The ever increasing production and use of nano-enabled commercial products release the massive amount of engineered nanoparticles (ENPs) in the environment. An increasing number of recent studies have shown the toxic effects of ENPs on different organisms, raising concerns over the nano-pollutants behavior and fate in the various environmental compartments. After the release of ENPs in the environment, ENPs interact with various components of the environment and undergoes dynamic transformation processes. This review focus on ENPs transformations in the various environmental compartments. The transformation processes of ENPs are interrelated to multiple environmental aspects. Physical, chemical and biological processes such as the homo- or hetero-agglomeration, dissolution/sedimentation, adsorption, oxidation, reduction, sulfidation, photochemically and biologically mediated reactions mainly occur in the environment consequently changes the mobility and bioavailability of ENPs. Physico-chemical characteristics of ENPs (particle size, surface area, zeta potential/surface charge, colloidal stability, and core-shell composition) and environmental conditions (pH, ionic strength, organic and inorganic colloids, temperature, etc.) are the most important parameters which regulated the ENPs environmental transformations.
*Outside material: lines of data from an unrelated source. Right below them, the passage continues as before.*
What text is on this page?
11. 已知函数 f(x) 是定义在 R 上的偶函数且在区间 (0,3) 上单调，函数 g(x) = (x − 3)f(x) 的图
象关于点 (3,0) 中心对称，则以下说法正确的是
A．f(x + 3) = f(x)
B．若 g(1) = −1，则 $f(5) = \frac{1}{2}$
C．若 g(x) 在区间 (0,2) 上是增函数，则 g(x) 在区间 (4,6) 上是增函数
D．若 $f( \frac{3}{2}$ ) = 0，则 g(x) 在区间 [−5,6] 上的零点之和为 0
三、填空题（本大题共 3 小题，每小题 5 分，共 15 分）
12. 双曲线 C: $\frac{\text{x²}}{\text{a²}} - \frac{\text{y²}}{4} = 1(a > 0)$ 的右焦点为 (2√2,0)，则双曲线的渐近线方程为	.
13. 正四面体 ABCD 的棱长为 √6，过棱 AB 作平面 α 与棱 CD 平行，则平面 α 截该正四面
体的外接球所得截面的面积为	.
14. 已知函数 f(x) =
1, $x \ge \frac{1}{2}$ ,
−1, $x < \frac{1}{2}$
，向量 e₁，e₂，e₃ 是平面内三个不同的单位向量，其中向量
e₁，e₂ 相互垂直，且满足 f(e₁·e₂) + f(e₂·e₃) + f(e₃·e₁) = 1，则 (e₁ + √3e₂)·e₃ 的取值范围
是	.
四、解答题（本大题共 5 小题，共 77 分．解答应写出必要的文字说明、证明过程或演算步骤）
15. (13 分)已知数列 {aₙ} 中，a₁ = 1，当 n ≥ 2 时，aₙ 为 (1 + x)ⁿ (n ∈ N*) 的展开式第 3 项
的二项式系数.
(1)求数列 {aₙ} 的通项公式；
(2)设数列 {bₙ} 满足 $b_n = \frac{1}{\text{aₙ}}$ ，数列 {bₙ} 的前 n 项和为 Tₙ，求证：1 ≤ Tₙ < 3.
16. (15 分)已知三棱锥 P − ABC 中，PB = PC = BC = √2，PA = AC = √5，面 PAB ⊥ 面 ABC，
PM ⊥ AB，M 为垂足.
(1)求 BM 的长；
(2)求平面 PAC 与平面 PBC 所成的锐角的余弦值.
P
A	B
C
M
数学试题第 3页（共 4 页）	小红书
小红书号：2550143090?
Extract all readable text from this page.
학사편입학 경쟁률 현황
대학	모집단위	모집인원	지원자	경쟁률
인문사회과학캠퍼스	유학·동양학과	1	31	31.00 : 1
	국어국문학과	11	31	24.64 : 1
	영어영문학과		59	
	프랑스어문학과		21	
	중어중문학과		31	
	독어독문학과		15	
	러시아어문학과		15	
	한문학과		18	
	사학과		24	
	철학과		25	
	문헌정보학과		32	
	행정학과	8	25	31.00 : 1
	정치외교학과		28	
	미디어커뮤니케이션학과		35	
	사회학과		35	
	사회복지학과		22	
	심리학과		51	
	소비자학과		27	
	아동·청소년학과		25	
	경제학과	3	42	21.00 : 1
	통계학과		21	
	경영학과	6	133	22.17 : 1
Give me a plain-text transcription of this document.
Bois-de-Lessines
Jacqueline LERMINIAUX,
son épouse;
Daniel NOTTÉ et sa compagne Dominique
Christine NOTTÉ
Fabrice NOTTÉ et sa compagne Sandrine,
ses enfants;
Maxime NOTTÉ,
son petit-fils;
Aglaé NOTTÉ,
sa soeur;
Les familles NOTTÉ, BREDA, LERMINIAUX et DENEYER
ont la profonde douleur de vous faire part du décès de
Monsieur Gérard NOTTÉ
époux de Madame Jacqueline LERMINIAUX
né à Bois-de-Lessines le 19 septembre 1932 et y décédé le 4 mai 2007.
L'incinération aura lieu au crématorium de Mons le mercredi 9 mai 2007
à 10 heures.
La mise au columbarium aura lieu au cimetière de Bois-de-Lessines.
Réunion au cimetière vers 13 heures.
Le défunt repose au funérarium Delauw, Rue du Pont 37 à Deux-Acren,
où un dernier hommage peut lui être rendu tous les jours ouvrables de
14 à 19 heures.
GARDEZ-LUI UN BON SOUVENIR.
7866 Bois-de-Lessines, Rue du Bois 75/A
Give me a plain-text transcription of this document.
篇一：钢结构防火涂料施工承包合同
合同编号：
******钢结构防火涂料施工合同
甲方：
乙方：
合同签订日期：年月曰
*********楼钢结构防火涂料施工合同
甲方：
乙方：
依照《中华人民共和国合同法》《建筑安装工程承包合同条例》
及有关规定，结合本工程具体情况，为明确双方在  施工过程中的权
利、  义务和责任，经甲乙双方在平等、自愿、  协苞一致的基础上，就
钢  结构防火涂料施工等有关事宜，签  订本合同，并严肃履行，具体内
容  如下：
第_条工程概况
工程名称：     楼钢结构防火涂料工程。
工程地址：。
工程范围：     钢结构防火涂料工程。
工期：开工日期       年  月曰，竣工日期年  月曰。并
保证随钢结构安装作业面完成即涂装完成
Meanwhile, in the environment, organisms encountered multiple transformed ENPs rather than the pristine nanomaterials due to their interactions with various environmental materials and other pollutants. Thus it is the utmost importance to study the behavior of transformed ENPs to understand their environmental fate, bioavailability, and mode of toxicity.

纳米级商业产品的不断增长的生产和使用在环境中释放出大量的工程纳米颗粒（ENP）。越来越多的最新研究表明，ENP对不同生物的毒性作用，引起人们对各种环境隔室中纳米污染物行为和命运的担忧。在环境中释放ENP之后，ENP与环境的各个组成部分进行交互并经历动态转换过程。这篇综述着重于各种环境部分的ENPs转化。ENP的转化过程与多个环境方面相关。物理，化学和生物过程，例如均聚或异聚，溶解/沉淀，吸附，氧化，还原，硫化，光化学和生物介导的反应主要发生在环境中，因此改变了ENP的迁移率和生物利用度。ENP的物理化学特征（粒径，表面积，ζ电势/表面电荷，胶体稳定性和核壳组成）和环境条件（pH，离子强度，有机和无机胶体，温度，等）是调节ENP环境转变的最重要参数。同时，在环境中，生物由于与各种环境材料和其他污染物的相互作用而遇到了多种转化的ENP，而不是原始的纳米材料。因此，研究转化的ENP的行为以了解其环境命运，生物利用度和毒性模式至关重要。